É fato conhecido que Phenomena foi usado por Hiparco em seu trabalho, por este tê-lo mencionado nas menções de suas obras que resistiram ao tempo, mas isso não foi o suficiente para associar o códice ao astrônomo. As evidências detectadas por Williams, que passou o período de lockdown da pandemia da COVID-19 estudando os textos, revelou que as medições astronômicas, entre elas a constelação de Coroa Boreal, correspondiam a observações realizadas por volta de 129 AEC, época em que Hiparco estava ativo e trabalhando.

Não obstante, o método de datação encontrado no texto removido do Codex Climaci Rescriptus bate com outros textos de Hiparco conhecidos, levando a crer que os pergaminhos contêm uma cópia do catálogo celeste do astrônomo, que teria sido usado como base do trabalho de Ptolomeu.

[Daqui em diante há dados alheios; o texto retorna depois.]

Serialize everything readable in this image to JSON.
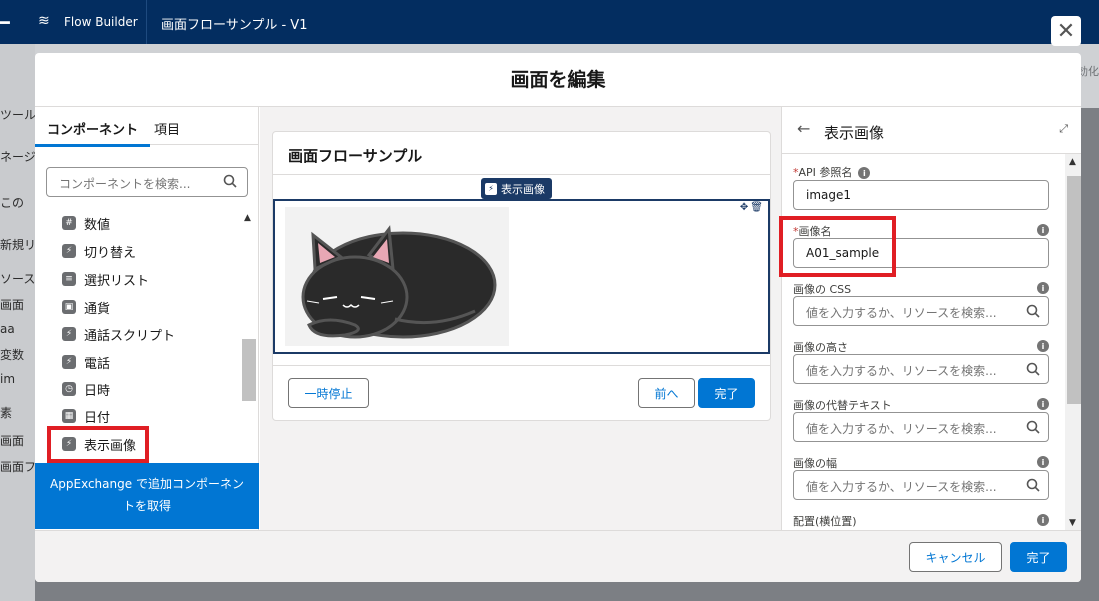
{
  "topbar": {
    "app_name": "Flow Builder",
    "flow_name": "画面フローサンプル - V1"
  },
  "background": {
    "left_texts": [
      "ツール",
      "ネージ",
      "この",
      "新規リ",
      "ソース",
      "画面",
      "aa",
      "変数",
      "im",
      "素",
      "画面",
      "画面フ"
    ],
    "right_text": "有効化"
  },
  "modal": {
    "title": "画面を編集",
    "footer": {
      "cancel_label": "キャンセル",
      "done_label": "完了"
    }
  },
  "left_pane": {
    "tabs": [
      {
        "label": "コンポーネント"
      },
      {
        "label": "項目"
      }
    ],
    "search_placeholder": "コンポーネントを検索...",
    "components": [
      {
        "label": "数値",
        "icon": "number-icon"
      },
      {
        "label": "切り替え",
        "icon": "toggle-icon"
      },
      {
        "label": "選択リスト",
        "icon": "picklist-icon"
      },
      {
        "label": "通貨",
        "icon": "currency-icon"
      },
      {
        "label": "通話スクリプト",
        "icon": "call-script-icon"
      },
      {
        "label": "電話",
        "icon": "phone-icon"
      },
      {
        "label": "日時",
        "icon": "datetime-icon"
      },
      {
        "label": "日付",
        "icon": "date-icon"
      },
      {
        "label": "表示画像",
        "icon": "display-image-icon"
      }
    ],
    "appexchange_label": "AppExchange で追加コンポーネントを取得"
  },
  "canvas": {
    "screen_title": "画面フローサンプル",
    "selected_badge": "表示画像",
    "pause_label": "一時停止",
    "prev_label": "前へ",
    "finish_label": "完了"
  },
  "properties": {
    "title": "表示画像",
    "fields": [
      {
        "label": "API 参照名",
        "required": true,
        "value": "image1",
        "placeholder": ""
      },
      {
        "label": "画像名",
        "required": true,
        "value": "A01_sample",
        "placeholder": ""
      },
      {
        "label": "画像の CSS",
        "required": false,
        "value": "",
        "placeholder": "値を入力するか、リソースを検索..."
      },
      {
        "label": "画像の高さ",
        "required": false,
        "value": "",
        "placeholder": "値を入力するか、リソースを検索..."
      },
      {
        "label": "画像の代替テキスト",
        "required": false,
        "value": "",
        "placeholder": "値を入力するか、リソースを検索..."
      },
      {
        "label": "画像の幅",
        "required": false,
        "value": "",
        "placeholder": "値を入力するか、リソースを検索..."
      },
      {
        "label": "配置(横位置)",
        "required": false,
        "value": "",
        "placeholder": ""
      }
    ]
  },
  "colors": {
    "brand": "#0176d3",
    "header": "#032d60",
    "highlight": "#e01e24",
    "selection": "#1b3a66"
  }
}
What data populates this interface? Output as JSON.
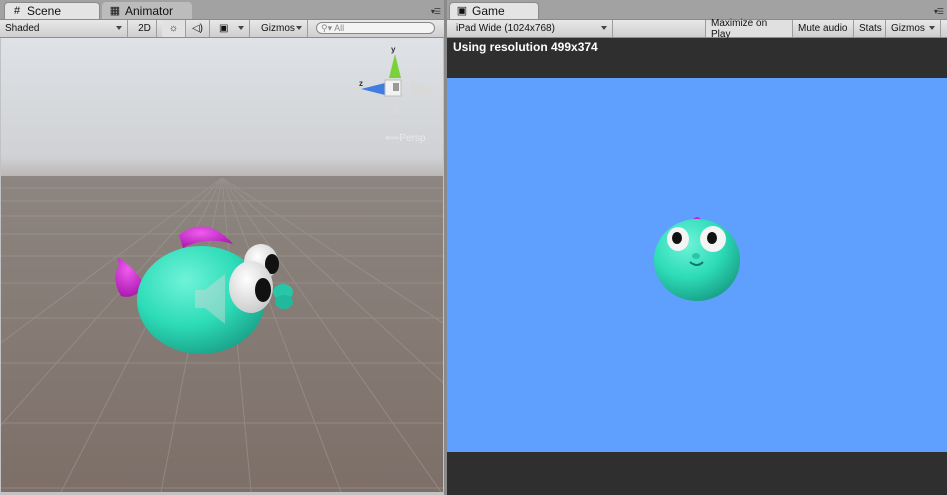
{
  "scene": {
    "tabs": [
      {
        "label": "Scene",
        "icon": "grid-icon"
      },
      {
        "label": "Animator",
        "icon": "animator-icon"
      }
    ],
    "toolbar": {
      "shading_mode": "Shaded",
      "mode_2d": "2D",
      "gizmos_label": "Gizmos",
      "search_placeholder": "All"
    },
    "gizmo": {
      "y_label": "y",
      "z_label": "z",
      "projection_label": "Persp"
    }
  },
  "game": {
    "tab_label": "Game",
    "toolbar": {
      "aspect": "iPad Wide (1024x768)",
      "maximize_on_play": "Maximize on Play",
      "mute_audio": "Mute audio",
      "stats": "Stats",
      "gizmos": "Gizmos"
    },
    "resolution_text": "Using resolution 499x374",
    "background_color": "#5f9ffd"
  },
  "colors": {
    "fish_body": "#2ddcb8",
    "fish_fin": "#d21fd0",
    "sky": "#d9dde2",
    "ground": "#877a73"
  }
}
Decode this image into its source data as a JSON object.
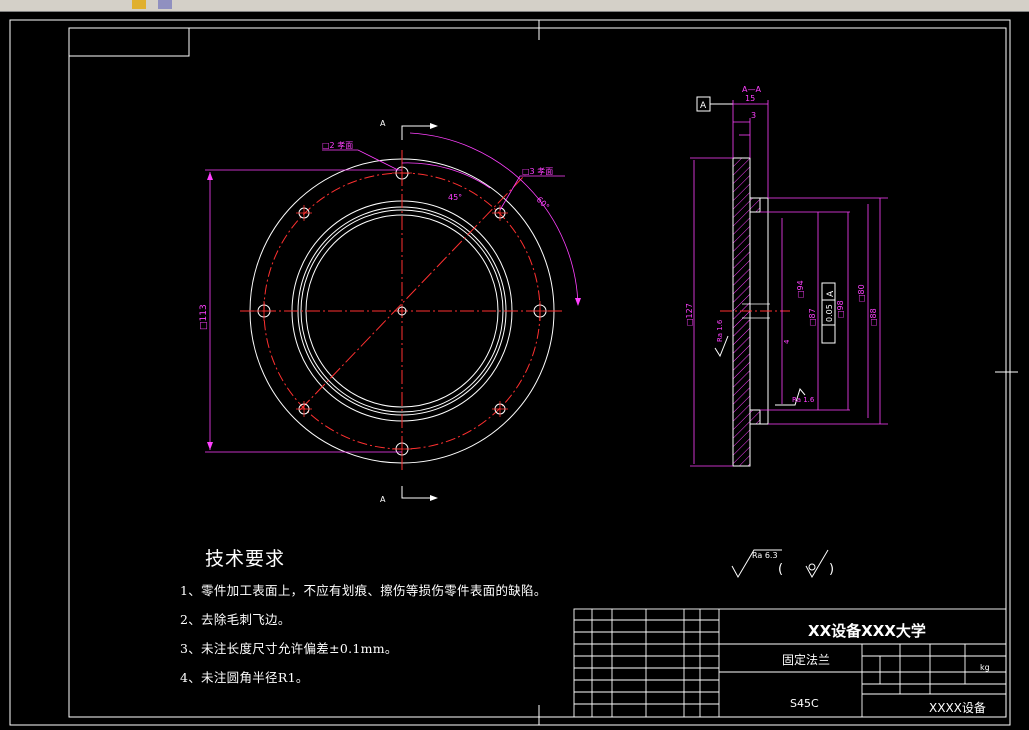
{
  "colors": {
    "background": "#000000",
    "frame": "#ffffff",
    "part_outline": "#ffffff",
    "centerline": "#ff3030",
    "dimension": "#ff40ff",
    "hatch": "#ff40ff"
  },
  "front_view": {
    "section_marks": [
      "A",
      "A"
    ],
    "dim_diameter": "□113",
    "angle_45": "45°",
    "angle_60": "60°",
    "hole_note_left": "□2 孝面",
    "hole_note_right": "□3 孝面"
  },
  "section_view": {
    "section_label": "A—A",
    "datum_box": "A",
    "dim_top_15": "15",
    "dim_top_3": "3",
    "dim_left_127": "□127",
    "dim_bore_94": "□94",
    "dim_bore_87": "□87",
    "dim_98": "□98",
    "dim_80": "□80",
    "dim_88": "□88",
    "tolerance_value": "0.05",
    "tolerance_datum": "A",
    "roughness_left": "Ra 1.6",
    "roughness_right": "Ra 1.6",
    "dim_4": "4"
  },
  "surface_finish_note": {
    "symbol_label": "Ra 6.3",
    "paren_open": "(",
    "paren_close": ")"
  },
  "technical_requirements": {
    "title": "技术要求",
    "items": [
      "1、零件加工表面上，不应有划痕、擦伤等损伤零件表面的缺陷。",
      "2、去除毛刺飞边。",
      "3、未注长度尺寸允许偏差±0.1mm。",
      "4、未注圆角半径R1。"
    ]
  },
  "title_block": {
    "school": "XX设备XXX大学",
    "part_name": "固定法兰",
    "material": "S45C",
    "company": "XXXX设备",
    "unit": "kg"
  }
}
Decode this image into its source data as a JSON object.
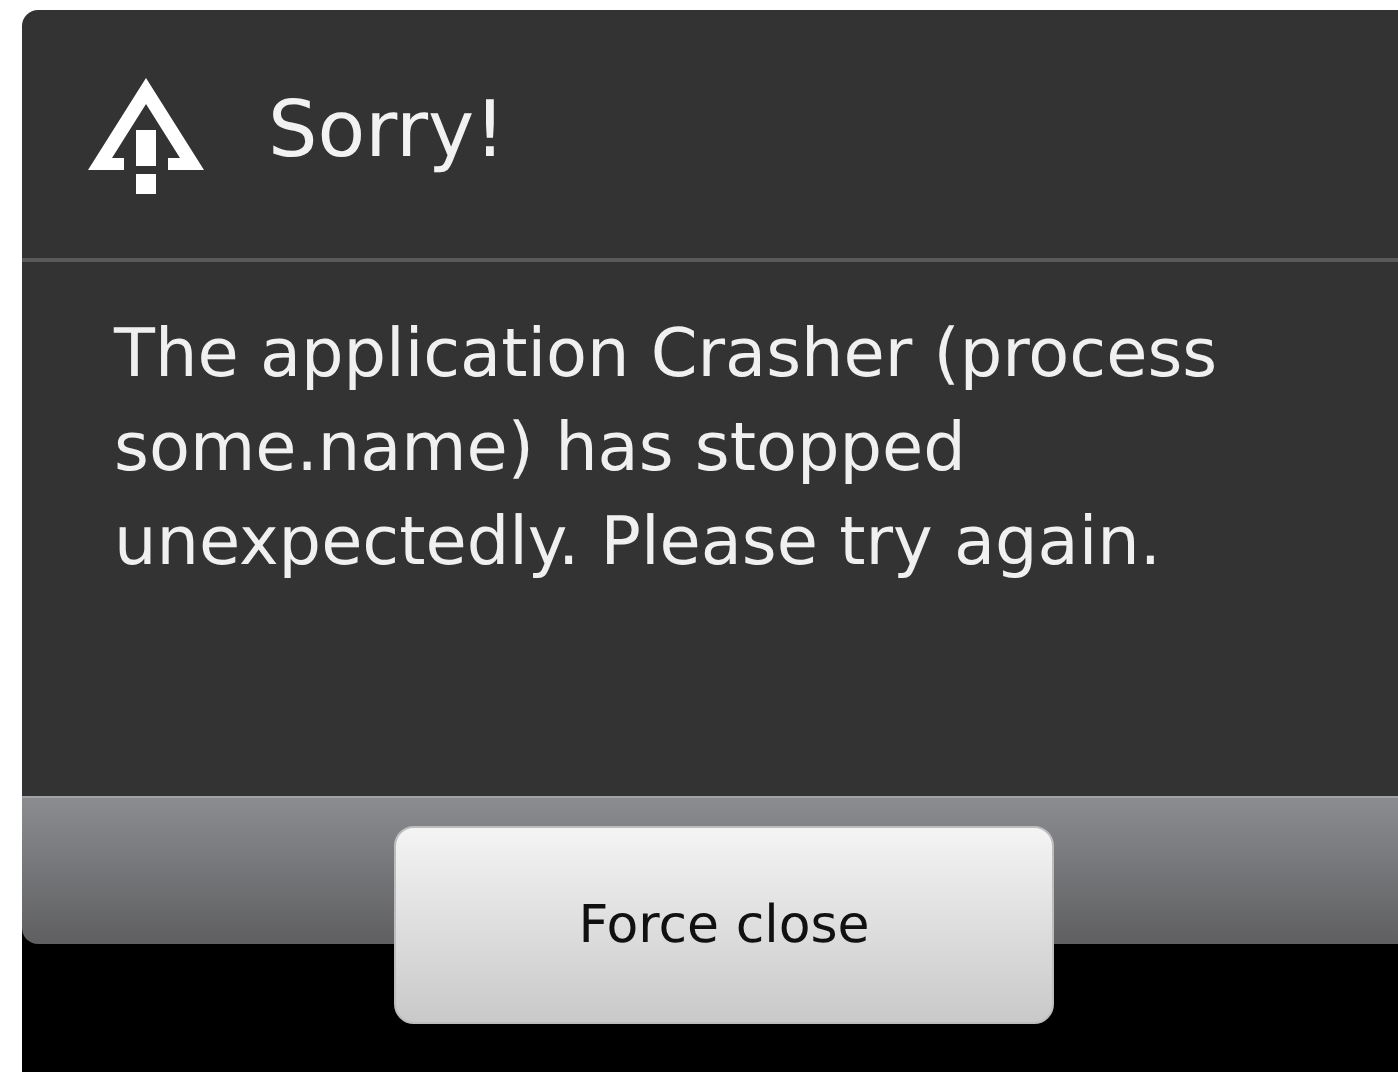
{
  "dialog": {
    "title": "Sorry!",
    "message": "The application Crasher (process some.name) has stopped unexpectedly. Please try again.",
    "buttons": [
      "Force close"
    ]
  }
}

Na verdade, o trabalho de Hiparco, que precedeu o de Ptolomeu em séculos, era ainda mais preciso, conforme as notas encontradas no códice, um feito impressionante para um observador que, embora o imaginário o ilustre usando instrumentos similares ao telescópio, a ferramenta só seria inventada no século XVII. Contudo, ele pode ter usado instrumentos comuns a seu tempo, como a dioptra e a esfera armilar (o próprio Hiparco creditou Eratóstenes como seu inventor ocidental, embora ela tenha surgido primeiro na China), entre outros.

Segundo Williams, os pesquisadores acreditam que mais páginas do catálogo estelar de Hiparco possam estar contidas em outros palimpsestos, ainda guardados no mosteiro no Sinai, apenas esperando para serem redescobertas.

Referências bibliográficas

GYSEMBERGH, V. J., WILLIAMS, P., ZINGG, E. New evidence for Hipparchus' Star Catalogue revealed by multispectral imaging. Journal for the History of Astronomy, Volume 53, Edição 4, 11 páginas, 18 de outubro de 2022. Disponível aqui.